Chicken, Mushroom & Red Pepper Quesadillas

Chicken, Mushroom & Red Pepper Quesadillas

Servings

4

servings
Prep time

20

minutes
Cooking time

20

minutes
Total time

40

minutes

​​Quesadillas are the kind of meal that everyone loves! This recipe is also a great way to sneak in mushrooms for those who aren’t big fans, like my daughter and other picky eaters ;). Serve with your favorite sauce for extra deliciousness!

Ingredients

  • Filling
  • 1 tablespoon paprika

  • 1 tablespoon chili powder

  • 2 teaspoons ground cumin

  • 1 teaspoon dried oregano

  • ½ teaspoon garlic powder

  • ½ teaspoon onion powder

  • ½ teaspoon salt

  • 2 tbsp tomato paste

  • 4 tbsp olive oil

  • 2 chicken breasts (400 g), cut into 4 thin cutlets

  • 1 yellow onion, diced

  • 1 pack of cremini mushrooms (227 g), finely chopped (about 1/8 inch pieces)

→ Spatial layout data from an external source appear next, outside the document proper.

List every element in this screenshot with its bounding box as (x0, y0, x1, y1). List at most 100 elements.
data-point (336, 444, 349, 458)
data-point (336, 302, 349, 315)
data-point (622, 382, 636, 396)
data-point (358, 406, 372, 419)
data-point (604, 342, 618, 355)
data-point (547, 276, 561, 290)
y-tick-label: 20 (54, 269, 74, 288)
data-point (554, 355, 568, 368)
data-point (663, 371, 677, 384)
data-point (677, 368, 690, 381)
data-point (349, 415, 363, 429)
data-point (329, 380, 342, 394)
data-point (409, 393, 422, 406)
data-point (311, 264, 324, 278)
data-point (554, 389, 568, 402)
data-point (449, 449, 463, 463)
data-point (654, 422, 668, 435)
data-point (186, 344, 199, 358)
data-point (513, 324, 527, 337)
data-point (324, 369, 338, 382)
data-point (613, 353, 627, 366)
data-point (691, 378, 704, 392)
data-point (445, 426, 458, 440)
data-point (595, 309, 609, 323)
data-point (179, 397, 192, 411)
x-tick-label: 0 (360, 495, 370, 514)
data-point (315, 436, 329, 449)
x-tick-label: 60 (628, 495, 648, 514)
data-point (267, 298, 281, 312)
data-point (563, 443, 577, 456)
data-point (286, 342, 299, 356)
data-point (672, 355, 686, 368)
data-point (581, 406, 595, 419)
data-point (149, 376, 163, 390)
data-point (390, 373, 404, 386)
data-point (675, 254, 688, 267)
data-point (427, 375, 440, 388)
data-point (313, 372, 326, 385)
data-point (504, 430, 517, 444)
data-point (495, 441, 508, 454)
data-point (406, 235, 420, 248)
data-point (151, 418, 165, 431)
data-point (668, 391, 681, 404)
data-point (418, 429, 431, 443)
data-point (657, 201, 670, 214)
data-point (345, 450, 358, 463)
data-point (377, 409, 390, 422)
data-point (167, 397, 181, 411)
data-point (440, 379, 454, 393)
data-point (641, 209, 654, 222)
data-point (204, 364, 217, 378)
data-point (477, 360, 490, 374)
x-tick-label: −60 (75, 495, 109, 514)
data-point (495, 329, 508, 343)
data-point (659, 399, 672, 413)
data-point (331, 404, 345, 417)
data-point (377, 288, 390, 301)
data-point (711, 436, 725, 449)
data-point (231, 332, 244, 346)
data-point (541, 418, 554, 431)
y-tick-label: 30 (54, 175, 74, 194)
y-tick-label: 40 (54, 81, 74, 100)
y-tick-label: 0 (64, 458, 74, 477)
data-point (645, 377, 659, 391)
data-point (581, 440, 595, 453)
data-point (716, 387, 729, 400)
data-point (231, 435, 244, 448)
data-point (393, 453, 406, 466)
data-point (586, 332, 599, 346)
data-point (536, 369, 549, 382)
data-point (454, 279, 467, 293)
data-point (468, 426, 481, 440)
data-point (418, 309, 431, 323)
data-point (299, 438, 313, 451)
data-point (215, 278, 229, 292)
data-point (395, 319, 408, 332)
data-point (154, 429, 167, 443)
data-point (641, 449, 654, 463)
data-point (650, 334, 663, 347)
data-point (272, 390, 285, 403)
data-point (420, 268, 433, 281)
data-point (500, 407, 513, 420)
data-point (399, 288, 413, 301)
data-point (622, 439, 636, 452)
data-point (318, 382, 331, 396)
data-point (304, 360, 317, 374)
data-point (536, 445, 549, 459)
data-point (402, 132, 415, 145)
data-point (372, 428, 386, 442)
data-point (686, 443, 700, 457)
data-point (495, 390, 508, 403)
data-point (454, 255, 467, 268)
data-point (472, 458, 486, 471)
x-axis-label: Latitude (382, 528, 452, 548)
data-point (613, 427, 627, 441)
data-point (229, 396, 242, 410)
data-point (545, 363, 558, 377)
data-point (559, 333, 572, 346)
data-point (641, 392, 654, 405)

  • 1 red bell pepper, diced

  • Assembly
  • 4 to 6 large corn tortillas

  • 3 cups grated cheese (ideally a mix of sharp cheddar and mozzarella)

  • For serving: salsa, sour cream, guacamole, cilantro sauce, etc.

Instructions

  • Prepare the spice mix. In a small bowl, combine 1 tablespoon paprika, 1 tablespoon chili powder, 2 teaspoons ground cumin, 1 teaspoon dried oregano, ½ teaspoon garlic powder, ½ teaspoon onion powder and ½ teaspoon salt.
  • Season the chicken. Place the chicken cutlets in a bowl. Add 2 tbsp tomato paste, 2 tbsp of olive oil, and 2 ½ tbsp of the spice mix. Toss with your hands to coat evenly.
  • Heat a skillet over medium heat. Cook the chicken for about 4 minutes per side, until fully cooked in the center. Verify the doneness by cutting one chicken in half. Transfer to a cutting board and cut into small pieces.
  • In the same skillet, add 2 tbsp of olive oil. Sauté the onion for 2 minutes, then add the mushrooms and red pepper. Sprinkle the remaining spice mix (you should have approx. 1 tbsp) and cook for 2-3 minutes. Stir in the cooked chicken and remove from heat.
  • Assemble the quesadillas. Place some cheese on half of a tortilla, then add a few spoonfuls of the filling. Top with more cheese and fold the tortilla in half. Repeat with the remaining tortillas.
  • Cook the quesadillas. Heat a cast-iron skillet over medium heat. Cook the quesadillas for about 2 minutes per side until golden brown. Add a little olive oil if needed.
  • Cut each quesadilla into 3 or 4 wedges and serve with your favorite sauces.